Le Conseil électoral provisoire (CEP) nie catégoriquement toute dette envers les anciens membres du BED et du BEC, estimant que leurs contrats de 2021 n’avaient aucune base légale. Une position ferme du président Jacques Desrosiers, qui soulève de nouvelles interrogations sur la gestion et la transparence des institutions électorales en Haïti.
Un dossier que le CEP considère clos
Le président du CEP, Jacques Desrosiers, a mis fin au débat ce week-end en déclarant que l’institution ne versera « pas une gourde de plus » aux anciens agents du BED et du BEC. Selon lui, ces employés avaient été recrutés entre mars et septembre 2021 sous un contrat non validé par la Cour supérieure des comptes et du contentieux administratif (CSCCA). De plus, le conseil électoral de l’époque n’avait pas prêté serment devant la Cour de cassation, rendant ses décisions administratives juridiquement fragiles.

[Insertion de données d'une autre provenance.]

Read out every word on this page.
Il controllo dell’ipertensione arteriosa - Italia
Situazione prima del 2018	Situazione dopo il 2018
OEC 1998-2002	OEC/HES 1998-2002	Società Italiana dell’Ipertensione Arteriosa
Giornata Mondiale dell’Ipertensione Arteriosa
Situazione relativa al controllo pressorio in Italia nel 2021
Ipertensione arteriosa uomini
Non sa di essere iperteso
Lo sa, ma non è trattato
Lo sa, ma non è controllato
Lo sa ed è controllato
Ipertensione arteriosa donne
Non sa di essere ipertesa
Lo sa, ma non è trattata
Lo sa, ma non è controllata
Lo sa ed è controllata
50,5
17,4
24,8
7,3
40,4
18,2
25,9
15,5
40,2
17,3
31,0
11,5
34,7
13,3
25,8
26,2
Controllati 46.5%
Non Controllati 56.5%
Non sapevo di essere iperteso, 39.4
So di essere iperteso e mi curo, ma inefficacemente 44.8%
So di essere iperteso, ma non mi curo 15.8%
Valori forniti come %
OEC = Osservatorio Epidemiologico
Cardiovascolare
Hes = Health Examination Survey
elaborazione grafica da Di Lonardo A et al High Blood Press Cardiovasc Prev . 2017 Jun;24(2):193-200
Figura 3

Le CEP actuel, dit-il, ne peut donc pas reconnaître des engagements considérés comme illégaux. Il invite les intéressés à s’adresser directement à la Cour des comptes, seule compétente pour trancher cette question au nom de l’État.
Un paiement exceptionnel déjà effectué
Malgré ces irrégularités, le gouvernement d’Ariel Henry avait autorisé en 2021 une régularisation partielle. Cette mesure exceptionnelle avait permis à ces agents de percevoir sept mois de salaire, en plus d’une prime de séparation équivalente à six mois de rémunération. Pour le CEP, cette décision clôt définitivement le dossier.
Une crise qui expose les failles institutionnelles
Cette affaire illustre encore une fois la fragilité institutionnelle du système électoral haïtien. Recrutements précipités, absence de cadre légal, dépendance au pouvoir exécutif : autant d’éléments qui affaiblissent la crédibilité du CEP et compromettent la stabilité des processus démocratiques. Alors que le pays tente de rebâtir sa machine électorale, cette situation rappelle l’urgence de doter Haïti d’institutions réellement autonomes et responsables.